"THE “VICTORIA” BOAT DISASTER 1881" - London
Posted by: Hard Oiler
N 42° 58.582 W 081° 16.812
17T E 477152 N 4758228
Quick Description: The site of one of Canada’s worst marine disasters when the “Victoria” capsized on Victoria day with over 182 lives lost on what is now a relatively placid stretch of the Thames river.
Location: Ontario, Canada
Date Posted: 3/9/2007 8:29:03 PM
Waymark Code: WM19X4
Hard to imagine today that this was the site of one of Canada’s worst marine disasters as the river now looks fairly shallow and calm. I suspect that dams have been removed and the river here is a lot different from the way it was in 1881.
On May 24, 1881 Queen Victoria celebrated her 62nd birthday. The event offered Londoners a rare holiday from their six-day workweeks. Many had decided to take the 15 cent boat ride to Springbank Park and the ferry operators were eager for the extra business. By the time the Victoria arrived at the park for the afternoon's last return trip, the dock was packed.
The Victoria was designed to carry 400 passengers. By the time it pulled out from the Springbank pavilion at five o'clock it carried 650. The passengers were excited and kept rushing from one side to the other. Captain Rankin told them repeatedly to stand still and not crowd so much. Coincidentally, near the site of the plaque, the London City Rowing Club, unaware of the Victoria's peril, decided to race it down the Thames in their scull. It was the final ingredient for disaster.
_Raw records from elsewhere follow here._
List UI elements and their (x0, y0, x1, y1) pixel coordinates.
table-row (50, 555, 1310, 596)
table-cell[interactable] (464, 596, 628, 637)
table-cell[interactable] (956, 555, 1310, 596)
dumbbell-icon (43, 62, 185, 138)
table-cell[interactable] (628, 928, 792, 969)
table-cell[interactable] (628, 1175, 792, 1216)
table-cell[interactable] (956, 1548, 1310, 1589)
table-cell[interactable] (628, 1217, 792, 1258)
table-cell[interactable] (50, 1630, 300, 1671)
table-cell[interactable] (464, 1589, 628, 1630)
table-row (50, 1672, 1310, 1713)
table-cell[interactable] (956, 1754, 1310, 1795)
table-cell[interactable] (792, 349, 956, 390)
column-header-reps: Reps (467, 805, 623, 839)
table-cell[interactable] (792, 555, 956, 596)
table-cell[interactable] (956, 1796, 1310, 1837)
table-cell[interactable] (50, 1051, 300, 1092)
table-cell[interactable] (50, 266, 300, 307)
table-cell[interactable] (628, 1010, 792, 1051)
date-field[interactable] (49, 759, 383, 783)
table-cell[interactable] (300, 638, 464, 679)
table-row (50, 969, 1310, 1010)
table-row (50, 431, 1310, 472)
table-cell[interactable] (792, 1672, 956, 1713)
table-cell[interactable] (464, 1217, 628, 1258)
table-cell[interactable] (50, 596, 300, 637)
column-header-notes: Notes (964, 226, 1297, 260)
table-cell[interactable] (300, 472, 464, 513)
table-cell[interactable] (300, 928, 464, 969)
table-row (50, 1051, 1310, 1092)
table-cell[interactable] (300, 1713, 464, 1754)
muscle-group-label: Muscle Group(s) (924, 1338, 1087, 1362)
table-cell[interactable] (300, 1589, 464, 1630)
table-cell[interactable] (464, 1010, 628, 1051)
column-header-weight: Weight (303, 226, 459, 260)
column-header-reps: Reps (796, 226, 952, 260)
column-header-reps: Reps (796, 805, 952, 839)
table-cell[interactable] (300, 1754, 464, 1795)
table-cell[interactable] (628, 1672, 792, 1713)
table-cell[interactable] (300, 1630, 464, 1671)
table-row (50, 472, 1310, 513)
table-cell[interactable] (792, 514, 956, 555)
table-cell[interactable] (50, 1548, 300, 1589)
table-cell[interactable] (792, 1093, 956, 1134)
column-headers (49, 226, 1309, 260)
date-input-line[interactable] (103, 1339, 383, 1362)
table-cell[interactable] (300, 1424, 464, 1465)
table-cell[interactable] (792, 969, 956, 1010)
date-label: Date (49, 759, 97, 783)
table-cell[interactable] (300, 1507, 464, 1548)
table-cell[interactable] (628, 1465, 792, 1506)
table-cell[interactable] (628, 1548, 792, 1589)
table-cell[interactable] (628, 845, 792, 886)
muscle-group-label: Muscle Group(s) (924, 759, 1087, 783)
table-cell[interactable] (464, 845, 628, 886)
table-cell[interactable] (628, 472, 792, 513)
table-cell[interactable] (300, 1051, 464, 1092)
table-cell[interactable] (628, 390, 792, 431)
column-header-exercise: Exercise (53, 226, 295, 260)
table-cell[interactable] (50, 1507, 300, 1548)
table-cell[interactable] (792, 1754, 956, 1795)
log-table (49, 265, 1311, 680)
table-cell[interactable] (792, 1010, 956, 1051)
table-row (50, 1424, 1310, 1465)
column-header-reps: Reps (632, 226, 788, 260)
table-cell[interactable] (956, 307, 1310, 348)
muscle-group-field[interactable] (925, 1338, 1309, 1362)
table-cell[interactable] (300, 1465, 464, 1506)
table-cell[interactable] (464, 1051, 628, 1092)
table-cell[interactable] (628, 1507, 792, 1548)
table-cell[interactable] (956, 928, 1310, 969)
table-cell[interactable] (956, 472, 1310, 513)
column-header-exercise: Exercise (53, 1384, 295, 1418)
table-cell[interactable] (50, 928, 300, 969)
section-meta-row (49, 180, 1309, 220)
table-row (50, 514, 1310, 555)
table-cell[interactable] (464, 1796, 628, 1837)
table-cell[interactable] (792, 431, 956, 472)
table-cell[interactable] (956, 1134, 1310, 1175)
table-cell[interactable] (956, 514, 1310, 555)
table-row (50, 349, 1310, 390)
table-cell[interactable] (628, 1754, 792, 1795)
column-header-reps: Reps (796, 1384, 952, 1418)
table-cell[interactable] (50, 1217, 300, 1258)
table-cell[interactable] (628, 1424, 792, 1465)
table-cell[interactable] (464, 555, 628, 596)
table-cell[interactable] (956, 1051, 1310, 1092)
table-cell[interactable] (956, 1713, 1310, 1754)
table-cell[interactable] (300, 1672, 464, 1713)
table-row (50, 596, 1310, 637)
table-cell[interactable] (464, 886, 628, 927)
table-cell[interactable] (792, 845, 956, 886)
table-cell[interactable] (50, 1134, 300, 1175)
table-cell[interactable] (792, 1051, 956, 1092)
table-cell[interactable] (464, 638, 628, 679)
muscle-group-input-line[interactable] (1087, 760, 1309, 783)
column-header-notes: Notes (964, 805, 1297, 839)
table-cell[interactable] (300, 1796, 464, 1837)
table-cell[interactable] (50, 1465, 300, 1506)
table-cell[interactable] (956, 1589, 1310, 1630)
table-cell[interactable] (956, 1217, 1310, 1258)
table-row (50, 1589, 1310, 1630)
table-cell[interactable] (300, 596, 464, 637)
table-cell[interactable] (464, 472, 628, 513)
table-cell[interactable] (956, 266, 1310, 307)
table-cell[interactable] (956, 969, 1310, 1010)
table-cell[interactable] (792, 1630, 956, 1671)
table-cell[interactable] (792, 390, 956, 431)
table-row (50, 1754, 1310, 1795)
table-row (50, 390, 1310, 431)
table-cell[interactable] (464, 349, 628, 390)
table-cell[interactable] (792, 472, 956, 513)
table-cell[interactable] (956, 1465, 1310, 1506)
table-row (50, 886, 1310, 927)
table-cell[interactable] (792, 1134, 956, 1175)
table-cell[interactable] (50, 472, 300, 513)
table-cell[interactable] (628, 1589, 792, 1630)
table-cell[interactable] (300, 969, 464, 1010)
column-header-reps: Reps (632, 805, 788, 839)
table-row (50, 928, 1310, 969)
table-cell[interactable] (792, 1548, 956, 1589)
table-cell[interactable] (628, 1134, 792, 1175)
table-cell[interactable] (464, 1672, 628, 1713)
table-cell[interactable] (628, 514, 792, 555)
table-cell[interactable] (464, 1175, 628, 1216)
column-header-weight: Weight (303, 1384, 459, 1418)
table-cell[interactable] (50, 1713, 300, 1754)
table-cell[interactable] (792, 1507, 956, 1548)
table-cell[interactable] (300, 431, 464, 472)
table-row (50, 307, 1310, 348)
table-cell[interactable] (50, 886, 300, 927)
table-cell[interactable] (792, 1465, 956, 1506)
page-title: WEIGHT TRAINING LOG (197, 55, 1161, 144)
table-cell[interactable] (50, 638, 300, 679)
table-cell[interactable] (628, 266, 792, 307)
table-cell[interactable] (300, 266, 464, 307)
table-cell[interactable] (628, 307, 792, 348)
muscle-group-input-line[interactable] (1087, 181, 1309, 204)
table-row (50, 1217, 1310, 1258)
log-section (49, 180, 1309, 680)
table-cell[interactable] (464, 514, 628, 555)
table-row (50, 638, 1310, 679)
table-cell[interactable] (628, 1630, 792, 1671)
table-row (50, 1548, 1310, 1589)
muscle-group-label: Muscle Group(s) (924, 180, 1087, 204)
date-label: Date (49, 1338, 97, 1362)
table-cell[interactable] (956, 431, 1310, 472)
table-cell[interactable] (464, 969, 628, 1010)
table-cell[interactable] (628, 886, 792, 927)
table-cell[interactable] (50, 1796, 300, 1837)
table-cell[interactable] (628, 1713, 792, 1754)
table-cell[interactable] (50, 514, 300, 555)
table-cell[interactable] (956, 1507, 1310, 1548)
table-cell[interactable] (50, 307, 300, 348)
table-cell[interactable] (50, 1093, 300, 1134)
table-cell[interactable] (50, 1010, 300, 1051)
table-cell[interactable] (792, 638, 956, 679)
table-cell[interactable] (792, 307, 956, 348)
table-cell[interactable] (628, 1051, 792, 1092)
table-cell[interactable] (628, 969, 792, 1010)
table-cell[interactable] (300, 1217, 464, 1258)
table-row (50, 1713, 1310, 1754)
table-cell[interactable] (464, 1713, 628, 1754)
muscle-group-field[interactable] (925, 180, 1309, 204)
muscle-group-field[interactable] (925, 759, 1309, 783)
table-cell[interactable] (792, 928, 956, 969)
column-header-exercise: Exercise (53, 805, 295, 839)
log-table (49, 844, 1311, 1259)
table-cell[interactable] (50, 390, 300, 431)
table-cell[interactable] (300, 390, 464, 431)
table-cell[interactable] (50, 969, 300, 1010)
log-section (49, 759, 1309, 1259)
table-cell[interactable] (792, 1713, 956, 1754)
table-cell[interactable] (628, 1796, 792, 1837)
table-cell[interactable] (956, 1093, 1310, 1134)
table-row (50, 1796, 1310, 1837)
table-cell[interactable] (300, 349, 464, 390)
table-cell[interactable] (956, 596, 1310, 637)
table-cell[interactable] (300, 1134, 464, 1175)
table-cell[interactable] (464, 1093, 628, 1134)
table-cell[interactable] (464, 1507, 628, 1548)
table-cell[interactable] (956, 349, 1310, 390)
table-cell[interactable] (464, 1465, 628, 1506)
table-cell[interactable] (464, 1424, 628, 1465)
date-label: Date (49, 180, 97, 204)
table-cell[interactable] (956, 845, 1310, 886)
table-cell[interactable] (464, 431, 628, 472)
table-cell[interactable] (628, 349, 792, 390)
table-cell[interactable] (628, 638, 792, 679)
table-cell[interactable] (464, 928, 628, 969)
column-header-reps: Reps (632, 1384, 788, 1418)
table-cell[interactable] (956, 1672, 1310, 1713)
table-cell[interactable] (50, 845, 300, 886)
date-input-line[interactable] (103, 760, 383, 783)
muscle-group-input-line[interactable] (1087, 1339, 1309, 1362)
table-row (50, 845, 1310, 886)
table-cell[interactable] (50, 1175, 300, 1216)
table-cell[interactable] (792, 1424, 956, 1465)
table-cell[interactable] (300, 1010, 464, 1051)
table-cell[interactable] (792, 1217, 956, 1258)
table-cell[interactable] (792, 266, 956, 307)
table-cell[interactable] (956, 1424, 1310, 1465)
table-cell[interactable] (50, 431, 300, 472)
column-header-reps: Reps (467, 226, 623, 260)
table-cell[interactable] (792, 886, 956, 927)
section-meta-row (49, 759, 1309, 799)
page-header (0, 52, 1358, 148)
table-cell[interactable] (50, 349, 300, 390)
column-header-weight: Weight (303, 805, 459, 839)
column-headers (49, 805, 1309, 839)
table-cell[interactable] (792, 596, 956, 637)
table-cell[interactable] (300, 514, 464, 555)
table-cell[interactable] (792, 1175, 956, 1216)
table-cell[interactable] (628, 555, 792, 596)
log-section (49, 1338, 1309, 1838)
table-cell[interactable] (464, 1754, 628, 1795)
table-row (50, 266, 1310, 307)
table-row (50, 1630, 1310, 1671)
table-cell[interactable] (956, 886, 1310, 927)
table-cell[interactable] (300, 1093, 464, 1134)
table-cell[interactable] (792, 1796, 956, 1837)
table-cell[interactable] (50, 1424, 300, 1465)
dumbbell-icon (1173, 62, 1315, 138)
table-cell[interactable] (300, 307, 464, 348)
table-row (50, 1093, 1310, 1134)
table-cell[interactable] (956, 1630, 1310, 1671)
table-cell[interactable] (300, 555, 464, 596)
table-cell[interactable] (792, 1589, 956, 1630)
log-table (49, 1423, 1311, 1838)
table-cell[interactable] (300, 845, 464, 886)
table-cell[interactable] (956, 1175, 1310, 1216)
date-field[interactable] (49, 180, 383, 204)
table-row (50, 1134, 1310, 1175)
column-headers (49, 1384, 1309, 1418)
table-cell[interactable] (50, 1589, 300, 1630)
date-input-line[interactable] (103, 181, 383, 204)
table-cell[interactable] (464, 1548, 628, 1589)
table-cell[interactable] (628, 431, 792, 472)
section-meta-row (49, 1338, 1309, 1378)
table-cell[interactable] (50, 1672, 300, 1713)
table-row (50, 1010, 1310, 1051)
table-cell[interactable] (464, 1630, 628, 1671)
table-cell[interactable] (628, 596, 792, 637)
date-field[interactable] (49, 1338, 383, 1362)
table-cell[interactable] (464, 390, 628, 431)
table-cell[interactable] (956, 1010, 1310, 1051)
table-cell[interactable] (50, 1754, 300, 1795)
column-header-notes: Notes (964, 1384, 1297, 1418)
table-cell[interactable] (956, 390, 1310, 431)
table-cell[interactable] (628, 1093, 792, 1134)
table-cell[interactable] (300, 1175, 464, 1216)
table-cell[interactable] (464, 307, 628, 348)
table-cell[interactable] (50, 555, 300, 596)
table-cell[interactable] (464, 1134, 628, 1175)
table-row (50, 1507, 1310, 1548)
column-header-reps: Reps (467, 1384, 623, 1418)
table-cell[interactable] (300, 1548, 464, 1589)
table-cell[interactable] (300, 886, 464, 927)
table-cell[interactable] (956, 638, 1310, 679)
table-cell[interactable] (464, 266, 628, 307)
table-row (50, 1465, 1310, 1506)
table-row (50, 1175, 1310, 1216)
People rushed over to the right hand side of the ship to take a look but the crowd was just too big. The ship keeled over and the boiler rolled off its mount. As it toppled overboard the boiler took out the main supports for the top deck which then collapsed on the passengers below. In a matter of seconds the structure of the Victoria had disintegrated in seventeen feet of water.
The scenes that followed can only be described as horrific. Many women were dragged under the surface by the weight of their waterlogged dresses. The total death count was estimated at 182, although it was probably higher. It was London's greatest loss of life in a single day.
"The captain blamed the people. The people blamed the owners of the ship and the company line," sums up Kenneth McTaggart, the author of the 1978 book, The Victoria Day Disaster. "Everybody blamed everybody else without realizing - they all caused it."